Jul 16, 2010
Chocolate Salted Caramel Cupcakes Save the Day!
Chocolate Salted Caramel Cupcakes
Receipe from Martha Stewart Cupcakes
1.5 cups all-purpose flour
3/4 cup unsweetened Dutch-process cocoa powder
1.5 cups sugar
1.5 tsp baking soda
3/4 tsp baking powder
3/4 tsp salt
2 large eggs
3/4 cup buttermilk
3 tbsp vegetable oil
1 tsp pure vanilla extract
3/4 cup warm water
Caramel sauce (homemade is best but I didn't have a chance to make it myself so I used the store bought kind which can be found usually in the ice cream cone section)
1. Preheat the oven to 350°F.
2. Line a muffin tin with paper liners.
3. Mix together flour, cocoa, sugar, baking soda, baking powder, and salt.
4. With mixer on low speed, mix eggs, buttermilk, oil, extract, and the water ; beat until smooth and combined.
5. Add the wet ingredients to the dry ingredients and mix together just well enough.
6. Spoon the batter into liners about two-thirds full.
7. Bake for about 22-24 minutes or until tester comes out clean.
8. Transfer tins to wire racks and allow to cool for 10 minutes; turn cupcakes onto racks and let cool completely. Cupcakes can be stored overnight at room temperature, or frozen up to 1 month in air tight containers.
1. Using a either a paring knife or a teaspoon (I used a teaspoon as a scooper) cut a cone-shaped piece (about 1/2 inch deep) from the center of each cupcake and discard the pieces (or eat them!)

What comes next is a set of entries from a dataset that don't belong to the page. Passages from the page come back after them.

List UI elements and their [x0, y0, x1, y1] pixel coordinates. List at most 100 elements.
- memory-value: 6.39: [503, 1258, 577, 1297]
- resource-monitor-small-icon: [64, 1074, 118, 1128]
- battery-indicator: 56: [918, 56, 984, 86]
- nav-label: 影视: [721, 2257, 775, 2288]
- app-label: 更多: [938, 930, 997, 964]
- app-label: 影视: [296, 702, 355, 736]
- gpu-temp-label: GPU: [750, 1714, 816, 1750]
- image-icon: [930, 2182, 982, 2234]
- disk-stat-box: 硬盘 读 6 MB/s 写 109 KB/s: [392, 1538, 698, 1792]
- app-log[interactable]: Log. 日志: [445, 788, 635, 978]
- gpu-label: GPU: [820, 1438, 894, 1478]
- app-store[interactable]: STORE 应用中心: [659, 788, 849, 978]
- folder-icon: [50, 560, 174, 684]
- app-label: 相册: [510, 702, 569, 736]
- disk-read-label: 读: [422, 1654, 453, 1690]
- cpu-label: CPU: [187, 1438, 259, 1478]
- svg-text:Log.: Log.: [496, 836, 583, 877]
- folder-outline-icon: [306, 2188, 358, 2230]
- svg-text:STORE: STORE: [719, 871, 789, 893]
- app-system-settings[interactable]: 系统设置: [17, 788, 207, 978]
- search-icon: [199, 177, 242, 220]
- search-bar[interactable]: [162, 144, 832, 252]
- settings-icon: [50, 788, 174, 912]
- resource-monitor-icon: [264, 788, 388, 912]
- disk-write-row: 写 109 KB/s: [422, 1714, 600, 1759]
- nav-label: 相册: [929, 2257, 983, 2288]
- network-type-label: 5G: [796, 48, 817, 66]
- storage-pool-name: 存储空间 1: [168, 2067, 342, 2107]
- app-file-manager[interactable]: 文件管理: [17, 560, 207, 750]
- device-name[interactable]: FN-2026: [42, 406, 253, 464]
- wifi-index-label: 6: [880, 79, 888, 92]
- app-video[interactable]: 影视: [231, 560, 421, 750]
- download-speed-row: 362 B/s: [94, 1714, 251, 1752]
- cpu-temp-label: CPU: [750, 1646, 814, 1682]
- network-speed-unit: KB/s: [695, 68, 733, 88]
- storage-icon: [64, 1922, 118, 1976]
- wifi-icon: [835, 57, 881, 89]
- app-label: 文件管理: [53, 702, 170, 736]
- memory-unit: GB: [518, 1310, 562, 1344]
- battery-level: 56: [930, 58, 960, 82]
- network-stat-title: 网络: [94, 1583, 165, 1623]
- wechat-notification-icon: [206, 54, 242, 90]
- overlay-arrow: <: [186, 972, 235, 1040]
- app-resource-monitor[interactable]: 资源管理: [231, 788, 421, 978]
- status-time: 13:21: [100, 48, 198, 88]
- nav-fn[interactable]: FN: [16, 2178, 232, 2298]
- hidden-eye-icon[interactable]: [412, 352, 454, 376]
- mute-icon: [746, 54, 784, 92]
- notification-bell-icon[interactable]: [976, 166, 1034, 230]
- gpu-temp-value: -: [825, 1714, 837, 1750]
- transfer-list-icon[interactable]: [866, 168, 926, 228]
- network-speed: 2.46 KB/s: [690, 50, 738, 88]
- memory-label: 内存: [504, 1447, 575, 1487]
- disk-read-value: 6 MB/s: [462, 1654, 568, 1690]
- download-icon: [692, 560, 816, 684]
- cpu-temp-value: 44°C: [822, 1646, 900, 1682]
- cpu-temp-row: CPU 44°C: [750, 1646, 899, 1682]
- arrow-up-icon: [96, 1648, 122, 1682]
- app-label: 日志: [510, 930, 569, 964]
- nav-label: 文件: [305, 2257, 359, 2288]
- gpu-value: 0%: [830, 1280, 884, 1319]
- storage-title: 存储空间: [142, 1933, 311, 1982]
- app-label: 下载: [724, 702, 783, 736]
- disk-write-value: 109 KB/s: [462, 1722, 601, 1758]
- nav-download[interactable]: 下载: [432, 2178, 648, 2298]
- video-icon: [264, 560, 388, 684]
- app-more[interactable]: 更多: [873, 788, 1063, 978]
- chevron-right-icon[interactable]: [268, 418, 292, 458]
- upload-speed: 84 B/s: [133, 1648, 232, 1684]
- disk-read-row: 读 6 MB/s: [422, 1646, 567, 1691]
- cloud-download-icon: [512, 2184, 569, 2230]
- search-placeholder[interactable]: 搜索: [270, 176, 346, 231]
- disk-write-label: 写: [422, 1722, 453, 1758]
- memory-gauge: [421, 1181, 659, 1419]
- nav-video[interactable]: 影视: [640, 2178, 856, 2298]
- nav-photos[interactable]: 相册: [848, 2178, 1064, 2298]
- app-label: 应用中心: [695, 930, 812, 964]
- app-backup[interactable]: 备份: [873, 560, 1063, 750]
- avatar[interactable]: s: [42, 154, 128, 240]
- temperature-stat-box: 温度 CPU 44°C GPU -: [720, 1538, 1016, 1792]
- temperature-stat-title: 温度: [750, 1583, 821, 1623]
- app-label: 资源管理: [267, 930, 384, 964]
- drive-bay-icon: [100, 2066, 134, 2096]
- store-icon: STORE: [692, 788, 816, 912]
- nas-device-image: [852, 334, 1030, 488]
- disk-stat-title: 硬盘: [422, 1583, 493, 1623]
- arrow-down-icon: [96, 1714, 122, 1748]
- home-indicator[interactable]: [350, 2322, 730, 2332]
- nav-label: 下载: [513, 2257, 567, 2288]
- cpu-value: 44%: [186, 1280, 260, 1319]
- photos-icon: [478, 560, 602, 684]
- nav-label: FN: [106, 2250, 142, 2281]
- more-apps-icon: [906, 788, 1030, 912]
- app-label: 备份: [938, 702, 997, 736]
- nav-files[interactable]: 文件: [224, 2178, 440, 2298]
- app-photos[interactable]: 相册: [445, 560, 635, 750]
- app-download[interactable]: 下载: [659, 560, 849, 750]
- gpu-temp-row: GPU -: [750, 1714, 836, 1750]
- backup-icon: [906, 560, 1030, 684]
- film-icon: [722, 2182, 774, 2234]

2. Spoon 1 to 2 teaspoons caramel Filling into each hollowed-out cupcake.
3. Sprinkle a pinch or two of fleur de sel over each filling.
4. Using a pastry bag with a large open-star tip pipe the light chocolate buttercream (used about 1.5 cups of buttercream and added about 4-5 tbsp of cocoa powder to get the chocolate flavour) onto each cupcake.
5. Garnish each cupcake with a pinch or two with fleur de sel of sea salt.
These cupcakes are best eaten the day of and at room temperature - and I know my friends can vouche for that lol!